Bridges' first poetry appeared in Stanford’s Sequoia Magazine in 1971 and later in Poetry and The New Yorker, while Bridges was starting his career in filmmaking in New York city, balancing jobs in editing TV commercials and driving a taxi cab. With the publication of Horses on Drums in 2006 Bridges was immediately described by Paul-Victor Winters as one of the new "Dissociative Poets", identified by Tony Hoagland as poets who do not write in traditional forms and eschew logical syntactical development, suggesting that our visual culture makes the crafting of traditional and linear narrative a difficult and boring task.

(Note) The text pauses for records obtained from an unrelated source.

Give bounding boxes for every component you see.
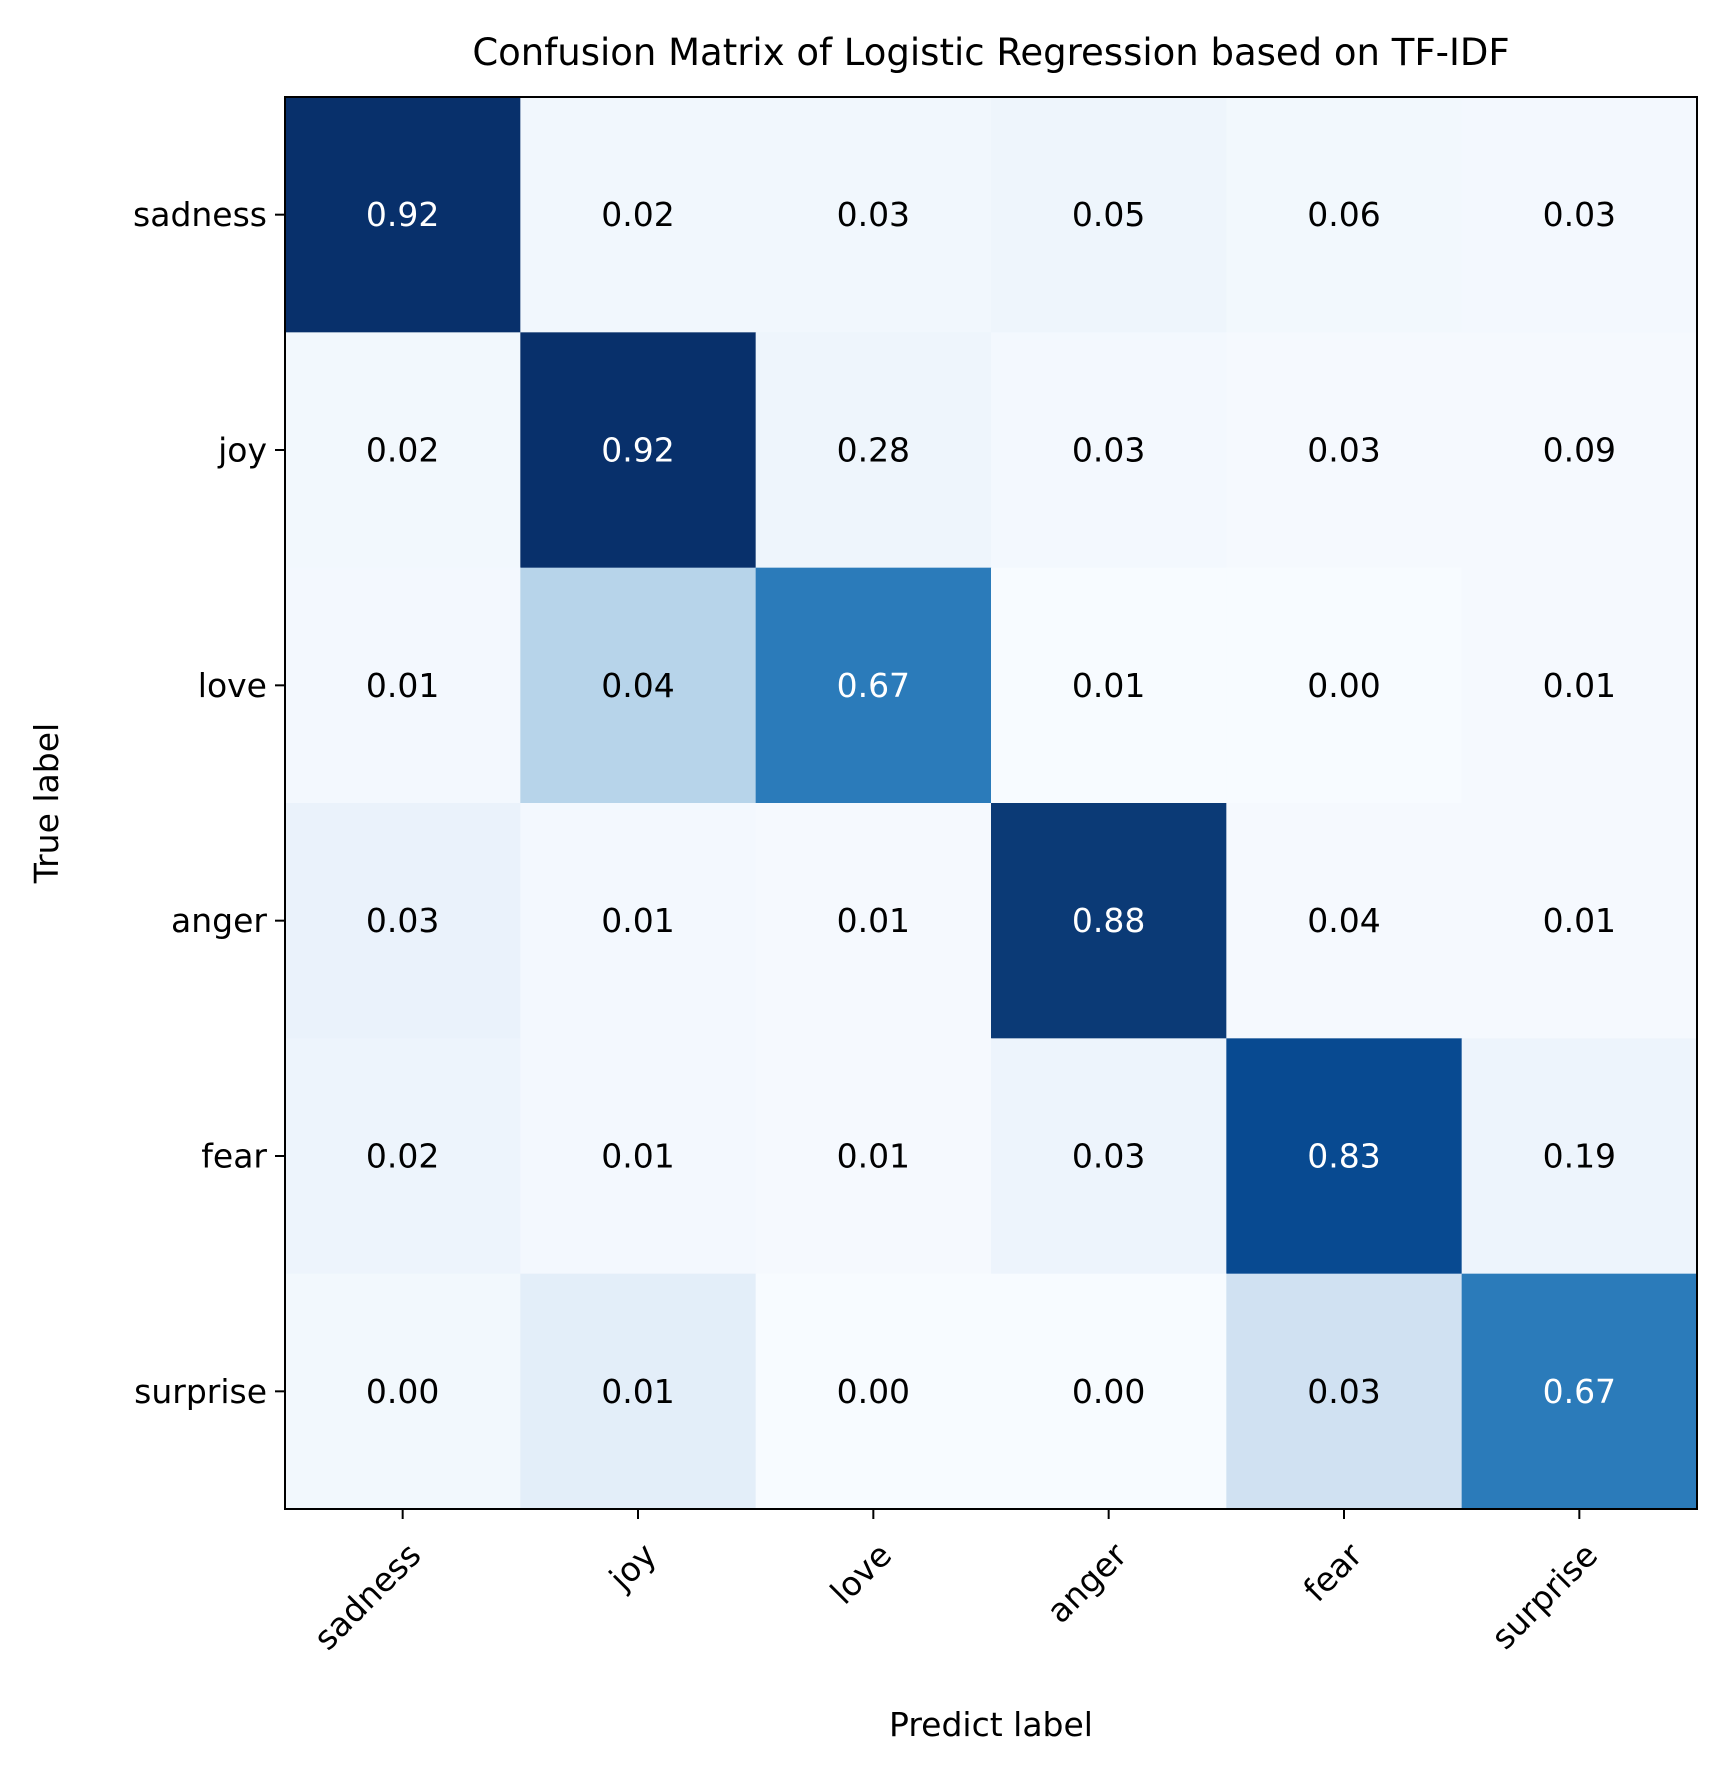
heatmap-cell	[285, 1038, 521, 1275]
cell-value-label: 0.00	[1307, 666, 1380, 705]
cell-value-label: 0.05	[1072, 195, 1145, 234]
heatmap-cell	[285, 1273, 521, 1510]
cell-value-label: 0.01	[366, 666, 439, 705]
y-tick-label: fear	[201, 1137, 267, 1176]
cell-value-label: 0.00	[366, 1372, 439, 1411]
cell-value-label: 0.04	[1307, 901, 1380, 940]
heatmap-cell	[1226, 1273, 1463, 1510]
y-tick-label: love	[198, 666, 267, 705]
y-tick-label: sadness	[133, 195, 267, 234]
heatmap-cell	[285, 97, 521, 333]
cell-value-label: 0.92	[601, 431, 674, 470]
cell-value-label: 0.09	[1543, 431, 1616, 470]
cell-value-label: 0.02	[366, 431, 439, 470]
heatmap-cell	[755, 567, 992, 804]
cell-value-label: 0.03	[1072, 431, 1145, 470]
cell-value-label: 0.01	[1072, 666, 1145, 705]
heatmap-cell	[285, 332, 521, 569]
cell-value-label: 0.19	[1543, 1137, 1616, 1176]
cell-value-label: 0.01	[837, 901, 910, 940]
cell-value-label: 0.03	[837, 195, 910, 234]
chart-title: Confusion Matrix of Logistic Regression …	[472, 31, 1509, 74]
heatmap-cell	[1461, 1273, 1698, 1510]
cell-value-label: 0.01	[601, 1372, 674, 1411]
cell-value-label: 0.00	[837, 1372, 910, 1411]
cell-value-label: 0.02	[601, 195, 674, 234]
cell-value-label: 0.01	[601, 1137, 674, 1176]
heatmap-cells	[285, 97, 1698, 1510]
cell-value-label: 0.92	[366, 195, 439, 234]
heatmap-cell	[1226, 803, 1463, 1039]
heatmap-cell	[991, 1038, 1227, 1275]
cell-value-label: 0.04	[601, 666, 674, 705]
cell-value-labels: 0.92 0.02 0.03 0.05 0.06 0.03 0.02 0.92 0.28 0.03…	[366, 195, 1616, 1411]
heatmap-cell	[755, 1273, 992, 1510]
cell-value-label: 0.03	[1307, 1372, 1380, 1411]
heatmap-cell	[1461, 332, 1698, 569]
cell-value-label: 0.03	[366, 901, 439, 940]
cell-value-label: 0.67	[1543, 1372, 1616, 1411]
cell-value-label: 0.00	[1072, 1372, 1145, 1411]
x-tick-label: fear	[1296, 1535, 1370, 1609]
cell-value-label: 0.67	[837, 666, 910, 705]
heatmap-cell	[285, 567, 521, 804]
heatmap-cell	[1226, 567, 1463, 804]
cell-value-label: 0.03	[1307, 431, 1380, 470]
y-tick-label: anger	[171, 901, 267, 940]
cell-value-label: 0.83	[1307, 1137, 1380, 1176]
cell-value-label: 0.02	[366, 1137, 439, 1176]
x-axis: sadness joy love anger fear surprise	[306, 1509, 1605, 1658]
heatmap-cell	[991, 97, 1227, 333]
heatmap-cell	[755, 332, 992, 569]
heatmap-cell	[1461, 1038, 1698, 1275]
cell-value-label: 0.06	[1307, 195, 1380, 234]
cell-value-label: 0.01	[837, 1137, 910, 1176]
x-tick-label: sadness	[306, 1535, 428, 1657]
heatmap-cell	[520, 803, 757, 1039]
y-axis-label: True label	[27, 723, 66, 884]
cell-value-label: 0.01	[601, 901, 674, 940]
heatmap-cell	[520, 567, 757, 804]
heatmap-cell	[991, 332, 1227, 569]
heatmap-cell	[1226, 1038, 1463, 1275]
cell-value-label: 0.88	[1072, 901, 1145, 940]
heatmap-cell	[991, 1273, 1227, 1510]
x-tick-label: surprise	[1484, 1535, 1606, 1657]
cell-value-label: 0.01	[1543, 901, 1616, 940]
x-tick-label: joy	[601, 1535, 664, 1598]
heatmap-cell	[991, 803, 1227, 1039]
heatmap-cell	[1226, 97, 1463, 333]
heatmap-cell	[1461, 803, 1698, 1039]
heatmap-cell	[520, 1038, 757, 1275]
heatmap-cell	[520, 97, 757, 333]
x-axis-label: Predict label	[889, 1705, 1093, 1744]
cell-value-label: 0.28	[837, 431, 910, 470]
heatmap-cell	[1461, 567, 1698, 804]
heatmap-cell	[755, 97, 992, 333]
y-tick-label: surprise	[134, 1372, 267, 1411]
heatmap-cell	[755, 803, 992, 1039]
heatmap-cell	[1226, 332, 1463, 569]
cell-value-label: 0.03	[1543, 195, 1616, 234]
cell-value-label: 0.01	[1543, 666, 1616, 705]
plot-frame	[284, 96, 1698, 1510]
heatmap-cell	[520, 332, 757, 569]
y-axis: sadness joy love anger fear surprise	[133, 195, 285, 1411]
heatmap-cell	[520, 1273, 757, 1510]
x-tick-label: love	[823, 1535, 900, 1612]
cell-value-label: 0.03	[1072, 1137, 1145, 1176]
heatmap-cell	[991, 567, 1227, 804]
heatmap-cell	[755, 1038, 992, 1275]
y-tick-label: joy	[217, 431, 267, 470]
heatmap-cell	[1461, 97, 1698, 333]
x-tick-label: anger	[1039, 1535, 1135, 1631]
heatmap-cell	[285, 803, 521, 1039]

Bridges' second book, Flip Days, was published in 2009 followed by Brownwood in 2016.
He wrote the libretto for Jonathan Berger's "Tweets of Talya" which debuted at Stanford University in October 2015. Bridges has been a member of the Advisory Board of the Virginia Quarterly Review since 2011

In 2006, Bridges produced "StrangerAdventures", which was the first internet/TV game show where players from anywhere in the world could become participants with the main characters. The participants competed for cash and prizes during the week-long game. The show was nominated for a New Media Emmy award that same year.

Bridges is the creator of The Interview, (Kerry Reid, Chicago Tribune,) a theatrical production in which an interviewer instructs a solo performer to respond to instructions with personal stories in front of a live audience. The performer, a different one each night, is not given any prior knowledge of the instruction or prompts that will come their way.

Bridges is the president and CEO of Red Car Inc., a TV commercial production and post-production company he founded in 1982 with offices in New York, Chicago, Dallas, and Los Angeles.